Jadi dorama ini diilhami dari kisah nyata seorang gadis Jepang bernama Ikeuchi Aya, seorang gadis Jepang yang menderita penyakit Spinocerebellar Degenariton, sebuah penyakit bawaan yang mempengaruhi fungsi motorik, dikarenakan terjadi kerusakan pada otak kecil dan sum-sum syaraf tulang belakang, and unfortunately this is incurable. Penyakit ini perlahan-lahan menyerang sistem motorik, mulai dari kemampuan berjalan, menulis, berbicara, hingga akhirnya seseorang yang menderita penyakit ini tidak bisa melakukan apa-apa, bahkan makan. Spinocerebellar Degeneration sendiri ada banyak jenisnya, dulu waktu kelas 3 SMA, waktu pelajaran biologi tentang gen, kayaknya ada yang presentasi tentang salah satu penyakit ini dah, ataxia syndrome, kelompok siapa ya? Tapi gw kira mereka terilhami dari film ini. Aya-Chan diperankan oleh Sawajiri Erika, and she has so cute smile.

Kenapa judulnya One Litre Of Tears? Karena dorama ini dibuat berdasar diary Aya-Chan, sejak dia didiagnosa terkena penyakit ini pada usia 14 sampai dia meninggal pada usia 25 tahun pada tahun 1988, dan di lembaran-lembaran diary tersebut terdapat banyak bekas tetesan air mata.
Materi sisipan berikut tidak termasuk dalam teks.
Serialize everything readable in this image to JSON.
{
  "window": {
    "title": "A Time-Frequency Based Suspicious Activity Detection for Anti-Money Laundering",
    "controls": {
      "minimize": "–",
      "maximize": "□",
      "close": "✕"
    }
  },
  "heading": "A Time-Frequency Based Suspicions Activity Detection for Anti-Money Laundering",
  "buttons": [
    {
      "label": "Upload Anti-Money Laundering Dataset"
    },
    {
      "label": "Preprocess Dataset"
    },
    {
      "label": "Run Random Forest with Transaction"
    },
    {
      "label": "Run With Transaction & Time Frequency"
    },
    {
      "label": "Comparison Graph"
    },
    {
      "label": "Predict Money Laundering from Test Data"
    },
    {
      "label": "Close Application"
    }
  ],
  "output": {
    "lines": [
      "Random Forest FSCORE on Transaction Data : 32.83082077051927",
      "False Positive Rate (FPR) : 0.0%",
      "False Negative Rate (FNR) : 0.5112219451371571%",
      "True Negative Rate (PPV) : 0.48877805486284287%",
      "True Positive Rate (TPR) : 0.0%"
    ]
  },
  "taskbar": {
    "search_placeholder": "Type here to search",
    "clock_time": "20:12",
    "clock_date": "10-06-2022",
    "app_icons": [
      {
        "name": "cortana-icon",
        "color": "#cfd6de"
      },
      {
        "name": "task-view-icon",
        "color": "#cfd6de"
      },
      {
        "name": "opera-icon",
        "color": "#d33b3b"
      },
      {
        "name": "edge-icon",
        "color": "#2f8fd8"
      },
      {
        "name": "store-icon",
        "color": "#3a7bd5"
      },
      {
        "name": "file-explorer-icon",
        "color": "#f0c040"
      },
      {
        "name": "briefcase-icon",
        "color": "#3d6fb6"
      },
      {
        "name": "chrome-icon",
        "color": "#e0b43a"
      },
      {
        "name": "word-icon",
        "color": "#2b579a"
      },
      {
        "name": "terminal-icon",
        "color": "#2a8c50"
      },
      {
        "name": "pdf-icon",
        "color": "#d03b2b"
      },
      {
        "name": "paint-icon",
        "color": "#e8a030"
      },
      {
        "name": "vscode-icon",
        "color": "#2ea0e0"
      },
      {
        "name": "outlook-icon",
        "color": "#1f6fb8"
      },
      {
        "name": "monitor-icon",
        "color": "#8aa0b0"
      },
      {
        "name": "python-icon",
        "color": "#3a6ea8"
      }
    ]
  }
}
Sejak pertama diterbitkan bukunya sudah menginspirasi banyak orang dan sudah terjual lebih dari 18 juta copy. Salah 1 quote yang gw suka adalah " What's wrong with falling down? Because as long as I stand up again it'll be just fine."

Banyak nilai-nilai dalam film ini, tapi yang paling menonjol adalah bagaimana kita menghargai hidup ini dan mensyukuri apa yang kita punya dan bagaimana supaya hidup kita ini dapat berguna bagi orang lain apapun keadaan kita. Selain itu tentang bagaimana keluarga itu seharusnya, sumpah gw simpatik banget ma keluarga Ikeuchi, I think their family is image of perfect family. Dan apa itu kasih sayang serta bagaimana menjadi sahabat yang bener-bener sahabat. So I recommend you to this dorama.

PS: Jangan buka apapun tentang Sawajiri Erika di yahoo ataupun google ataupun search engine lainnya, itu bener-bener akan menghancurkan bayangan lw tentang Aya-Chan. Sakit hati gw ma Yahoo & Google.